UC Berkeley Researchers Developing Microsized Microscope That Can Peek Inside Living Cells
See post #33..
I pray that you are not teaching that to your grandchildren. The "It can't happen here" argument falls deaf upon the millions of exterminated corpses from Communism.
The annual death rate in Lenin's slave labor camps generally ranged between 10-30% per year. (Thus, the odds of surviving a five- year sentence ranged from 20-60%). Moreover, the high death rate required continuous large-scale arrests merely to keep the prison population stable. I'd suppose to argue this you would counter that they were the "bad" Communists and deserved to be there.
It shouldn't be too far down the road where we will all be declared irresponsible and the free choice to own firearms, vote, smoke or drink will not be our decision.

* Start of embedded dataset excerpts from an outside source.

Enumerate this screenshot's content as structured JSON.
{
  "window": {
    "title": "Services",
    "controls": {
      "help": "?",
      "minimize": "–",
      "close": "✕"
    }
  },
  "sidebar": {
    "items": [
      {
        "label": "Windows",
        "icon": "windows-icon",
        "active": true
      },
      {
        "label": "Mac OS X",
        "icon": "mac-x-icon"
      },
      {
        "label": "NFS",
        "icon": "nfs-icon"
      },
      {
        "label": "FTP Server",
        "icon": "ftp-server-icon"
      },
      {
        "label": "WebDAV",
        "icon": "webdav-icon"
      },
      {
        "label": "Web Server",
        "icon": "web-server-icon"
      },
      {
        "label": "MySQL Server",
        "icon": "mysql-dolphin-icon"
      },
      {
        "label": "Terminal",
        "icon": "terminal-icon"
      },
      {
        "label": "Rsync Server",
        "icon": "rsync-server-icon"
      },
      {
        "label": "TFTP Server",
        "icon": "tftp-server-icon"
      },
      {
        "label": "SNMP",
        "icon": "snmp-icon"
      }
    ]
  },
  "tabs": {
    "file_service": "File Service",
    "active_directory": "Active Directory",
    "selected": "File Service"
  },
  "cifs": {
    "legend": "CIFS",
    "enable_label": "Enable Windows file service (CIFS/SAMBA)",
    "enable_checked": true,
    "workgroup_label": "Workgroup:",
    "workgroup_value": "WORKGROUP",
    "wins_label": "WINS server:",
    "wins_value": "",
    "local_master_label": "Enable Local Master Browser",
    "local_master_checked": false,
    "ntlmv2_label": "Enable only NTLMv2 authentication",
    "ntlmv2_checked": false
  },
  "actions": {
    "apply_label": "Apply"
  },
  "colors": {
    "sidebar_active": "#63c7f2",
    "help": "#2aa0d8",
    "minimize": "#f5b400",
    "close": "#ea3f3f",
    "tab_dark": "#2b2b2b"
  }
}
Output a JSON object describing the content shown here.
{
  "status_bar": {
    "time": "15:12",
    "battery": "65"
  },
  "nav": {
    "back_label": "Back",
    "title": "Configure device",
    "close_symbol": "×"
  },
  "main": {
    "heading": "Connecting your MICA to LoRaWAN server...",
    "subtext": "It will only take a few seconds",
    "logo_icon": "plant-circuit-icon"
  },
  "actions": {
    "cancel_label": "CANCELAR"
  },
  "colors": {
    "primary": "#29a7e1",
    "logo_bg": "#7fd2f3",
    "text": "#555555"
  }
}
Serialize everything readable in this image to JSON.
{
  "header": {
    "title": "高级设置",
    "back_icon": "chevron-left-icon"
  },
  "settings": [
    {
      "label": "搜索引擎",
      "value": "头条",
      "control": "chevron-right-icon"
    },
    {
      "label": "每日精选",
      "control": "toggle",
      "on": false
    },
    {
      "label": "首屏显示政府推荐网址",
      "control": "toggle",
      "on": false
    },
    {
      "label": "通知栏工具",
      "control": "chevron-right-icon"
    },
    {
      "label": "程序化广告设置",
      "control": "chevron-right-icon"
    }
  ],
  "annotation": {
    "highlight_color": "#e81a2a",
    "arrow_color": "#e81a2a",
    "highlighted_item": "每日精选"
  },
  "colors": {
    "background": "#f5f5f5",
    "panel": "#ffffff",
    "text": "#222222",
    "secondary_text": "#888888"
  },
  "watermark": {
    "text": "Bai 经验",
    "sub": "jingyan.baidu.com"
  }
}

That's when life will be much easier for everyone. //sarcasm//
AMEN.
"Be alert to the beginnings of evil. It never comes under the appearance of evil, but always under the appearance of the beautiful, the promising, the idealistic, the pleasant." --Michael Novak
"Now here is the secret: despite the softening of the rhetoric, the liberal project remain(s) ...the same. Americans would no longer be citizens exercising sovereign control over their government (or themselves), but a mass of raw materials to be worked upon by the government." --Glenn Ellmers
"The whole aim of practical politics is to keep the populace alarmed (and hence clamorous to be led to safety) by menacing it with a series of hobgoblins." -- H.L. Mencken
"Every problem in America, every need and every threat, whether real or conjured, is used as an excuse for the confiscation of private wealth, the suppression of individual freedom and the expansion of an overbearing government bureaucracy. An imperial government is taking charge of our lives in the name of what's good for us, telling us what to eat, how to raise our children, what cars to drive, when to buckle up, where to set our thermostats, who can play professional golf, how often to flush the toilet, what to believe and what to think. Where will Nanny Government look next?" --Linda Bowles (...bless her.)
"The marvel of all history is the patience with which men and women submit to burdens unnecessarily laid upon them by their governments." - William H. Borah
"Anyone can see a forest fire. Skill lies in sniffing the first smoke." --Robert Heinlein
"Few men desire liberty; the majority are satisfied with a just master." --Gaius Sallustius Crispus (Roman historian, c. 86-35/45 B.C.)